En novembre, c’est une proposition de réforme du système de retraite qui a été présentée. Cette annonce était attendue, le sujet étant au centre du débat public depuis de nombreuses années. Schématiquement, le système de retraite chilien repose sur trois piliers principaux : le premier, créé en 1981, est un système de pension privé dont la valeur totale des fonds représente aujourd’hui près de 70% du PIB. En 2008, au cours du premier mandat de Michelle Bachelet, un deuxième pilier « solidaire » a été introduit, garantissant entre autres choses un montant minimum de retraite et des aides à destination des travailleurs les plus pauvres. Enfin, un troisième pilier autorise les travailleurs à compléter leurs cotisations obligatoires par des versements volontaires.
Le système de retraite soulève beaucoup de critiques : le vieillissement de la population, la faiblesse du taux de cotisation (équivalant à 10% du salaire des employés au Chili, contre plus de 18% en moyenne dans les pays de l’OCDE), l’importance des frais de gestion (diminuant significativement le montant des prestations), le bas niveau des salaires ont contribué à diminuer le montant des prestations perçues. En outre, le montant minimum des retraites et les aides destinées aux travailleurs les plus pauvres sont jugés insuffisants.

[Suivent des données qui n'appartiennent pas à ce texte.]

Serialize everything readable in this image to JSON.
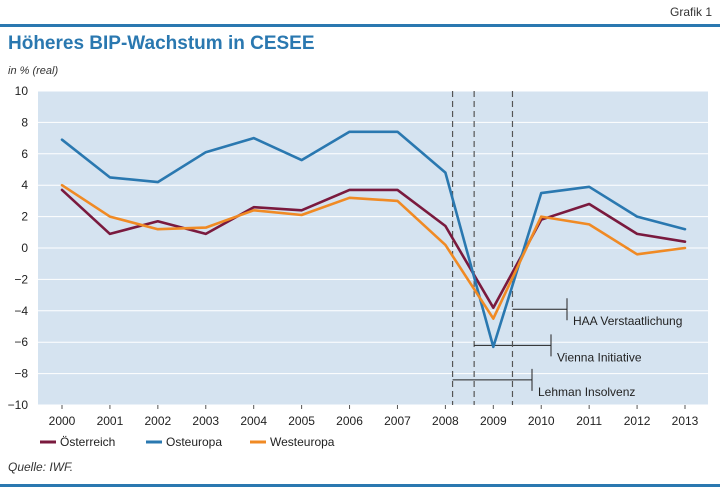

Dans les grandes lignes, les propositions présentées par le gouvernement reprennent les suggestions formulées par l’équipe de Michelle Bachelet au cours de son deuxième mandat en 2015, c’est-à-dire la nécessité d’augmenter à la fois les taux de cotisations individuels (la proposition de réforme prévoit que les employeurs augmentent les cotisations effectuées pour le compte de leurs employés, portant le montant total à 14% du salaire) et les fonds destinés au « pilier de solidarité ». Contrairement aux mesures proposées dans le cadre de la réforme fiscale, celles concernant la réforme des retraites vont plutôt dans le sens des partis d’opposition. Le projet est cependant toujours en discussion.
La consolidation budgétaire se poursuit, mais l’ampleur devrait diminuer dans les années à venir
En 2018, le déficit budgétaire a été réduit à 1,7% du PIB (après 2,8% en 2017), son plus bas niveau depuis 2014[1]. Cela dit, la réduction du déficit tient surtout à la hausse des revenus liés au secteur minier, et à la collecte d’une taxe exceptionnelle auprès du groupe minier chilien SQM. Comme le gouvernement s’y était engagé, les dépenses sont restées relativement stables en pourcentage du PIB. Le déficit devrait de nouveau augmenter en 2019-2020 (mais rester proche de 2% du PIB), le supplément de revenu issu de la taxe relative à la société SQM n’étant pas appelé à se renouveler.
A moyen terme, la consolidation devrait se poursuivre, même si les marges de manœuvre du gouvernement apparaissent limitées. D’après les autorités, la réforme fiscale devrait être neutre, et la réforme des retraites devrait induire une hausse progressive des dépenses publiques, pour atteindre 1,1% du PIB (2018) en 2030. De toutes les réformes envisagées par le gouvernement, celle-ci serait la plus coûteuse, mais le gouvernement envisage de financer cette augmentation des dépenses année après année.
D’après les estimations préliminaires publiées par le gouvernement, le déficit structurel (défini par la règle budgétaire de moyen terme) devrait progressivement se réduire, pour atteindre 1,2% du PIB en 2021. Cette réduction induirait une consolidation modérée, sans que le gouvernement ait indiqué si de nouvelles mesures fiscales seront proposées, ou si les paramètres d’estimation du déficit budgétaire (i.e. le taux de croissance potentielle et le prix du cuivre) seraient révisés pour atteindre l’objectif.